House debates
Monday, 9 December 2013
Bills
Commonwealth Inscribed Stock Amendment Bill 2013; Consideration of Senate Message
4:49 pm
Brett Whiteley (Braddon, Liberal Party) Share this | Hansard source
The last thing this House needs is a lecture on budgetary matters from fiscal pygmies. That is what those people on the opposite side are: they are fiscal pygmies. They are the group who have taken this country from being in the black to facing an absolute fiscal nightmare after five to six years. We are the ones trying to clean up this mess. Each and every day we open a cupboard to another budgetary skeleton. Those people sit over on the other side of the chamber with a great sense of commitment to their cause, when we are the ones trying to clean it up.
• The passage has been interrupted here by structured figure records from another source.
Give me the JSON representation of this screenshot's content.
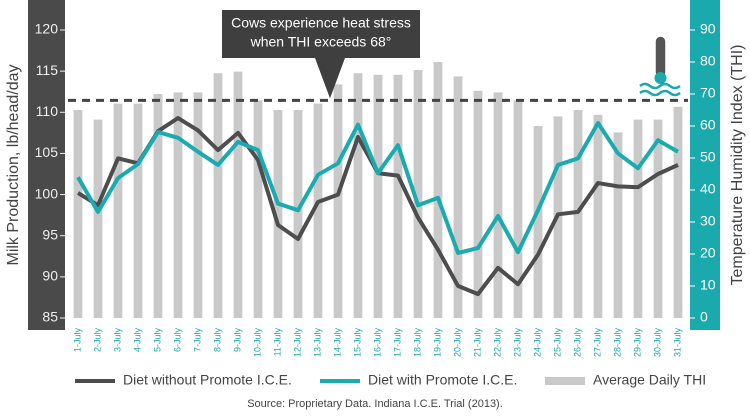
{
  "chart_data": {
    "type": "combo",
    "categories": [
      "1-July",
      "2-July",
      "3-July",
      "4-July",
      "5-July",
      "6-July",
      "7-July",
      "8-July",
      "9-July",
      "10-July",
      "11-July",
      "12-July",
      "13-July",
      "14-July",
      "15-July",
      "16-July",
      "17-July",
      "18-July",
      "19-July",
      "20-July",
      "21-July",
      "22-July",
      "23-July",
      "24-July",
      "25-July",
      "26-July",
      "27-July",
      "28-July",
      "29-July",
      "30-July",
      "31-July"
    ],
    "y_label": "Milk Production, lb/head/day",
    "y2_label": "Temperature Humidity Index (THI)",
    "ylim": [
      85,
      120
    ],
    "yticks": [
      85,
      90,
      95,
      100,
      105,
      110,
      115,
      120
    ],
    "y2lim": [
      0,
      90
    ],
    "y2ticks": [
      0,
      10,
      20,
      30,
      40,
      50,
      60,
      70,
      80,
      90
    ],
    "series": [
      {
        "name": "Average Daily THI",
        "type": "bar",
        "axis": "y2",
        "color": "#c9c9c9",
        "values": [
          65,
          62,
          67,
          67,
          70,
          70.5,
          70.5,
          76.5,
          77,
          68,
          65,
          65,
          67,
          73,
          76.5,
          76,
          76,
          77.5,
          80,
          75.5,
          71,
          70.5,
          68,
          60,
          63,
          65,
          63.5,
          58,
          62,
          62,
          66
        ]
      },
      {
        "name": "Diet without Promote I.C.E.",
        "type": "line",
        "axis": "y",
        "color": "#4d4d4d",
        "values": [
          100.2,
          98.7,
          104.4,
          103.8,
          107.7,
          109.3,
          107.8,
          105.4,
          107.5,
          104.2,
          96.3,
          94.6,
          99.1,
          100,
          107,
          102.6,
          102.3,
          97.2,
          93.3,
          88.9,
          87.9,
          91.1,
          89.1,
          92.7,
          97.6,
          97.9,
          101.4,
          101,
          100.9,
          102.5,
          103.6
        ]
      },
      {
        "name": "Diet with Promote I.C.E.",
        "type": "line",
        "axis": "y",
        "color": "#1aabb0",
        "values": [
          102.1,
          97.9,
          102,
          103.7,
          107.6,
          106.9,
          105.2,
          103.6,
          106.4,
          105.4,
          98.9,
          98.1,
          102.4,
          103.8,
          108.5,
          102.6,
          106,
          98.7,
          99.6,
          92.9,
          93.5,
          97.4,
          93,
          98.1,
          103.6,
          104.4,
          108.7,
          105,
          103.2,
          106.6,
          105.2
        ]
      }
    ],
    "reference_line": {
      "value": 68,
      "axis": "y2"
    },
    "annotation": [
      "Cows experience heat stress",
      "when THI exceeds 68°"
    ],
    "source": "Source: Proprietary Data. Indiana I.C.E. Trial (2013)."
  }
}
They slid money out of education and spent three to four years of the infrastructure forward estimates in the first year, leaving nothing in the cupboard. They then come to this place and, even after the evidence of officials from Treasury at Senate estimates, refuse to accept the fact that we need to increase the debt ceiling. We would not need to have this debate right now if the Labor Party had decided to do what was in the best interests of the country, upon the advice of senior officials, and taken the debt limit to the $500 billion that was proposed. But, no, they want to take advantage of the political environment. They want to be political opportunists. They want to do absolutely anything they can to be economic vandals. They continue to be economic vandals in this place and it is an absolute disgrace. So do not lecture us on debt. Yours is the party that has taken us into fiscal oblivion.
We are comfortable on this side of the House with the Charter of Budget Honesty and the agreement that has been made between this side of the House and the Australian Greens to get us through this period. We have no qualms with that because we have nothing to hide. When it comes to the Charter of Budget Honesty, we have nothing to hide. You are the guys who are absolutely useless when it comes to managing Australia's finances.
They are the party that after six years took a country with money in the bank and no interest payments on debt to one now with in excess of $400 billion in debt and $10 billion in interest payments. They think it is funny, but it happened on their watch. It happened on their watch in six short years. They need to admit the fact that that is what occurred.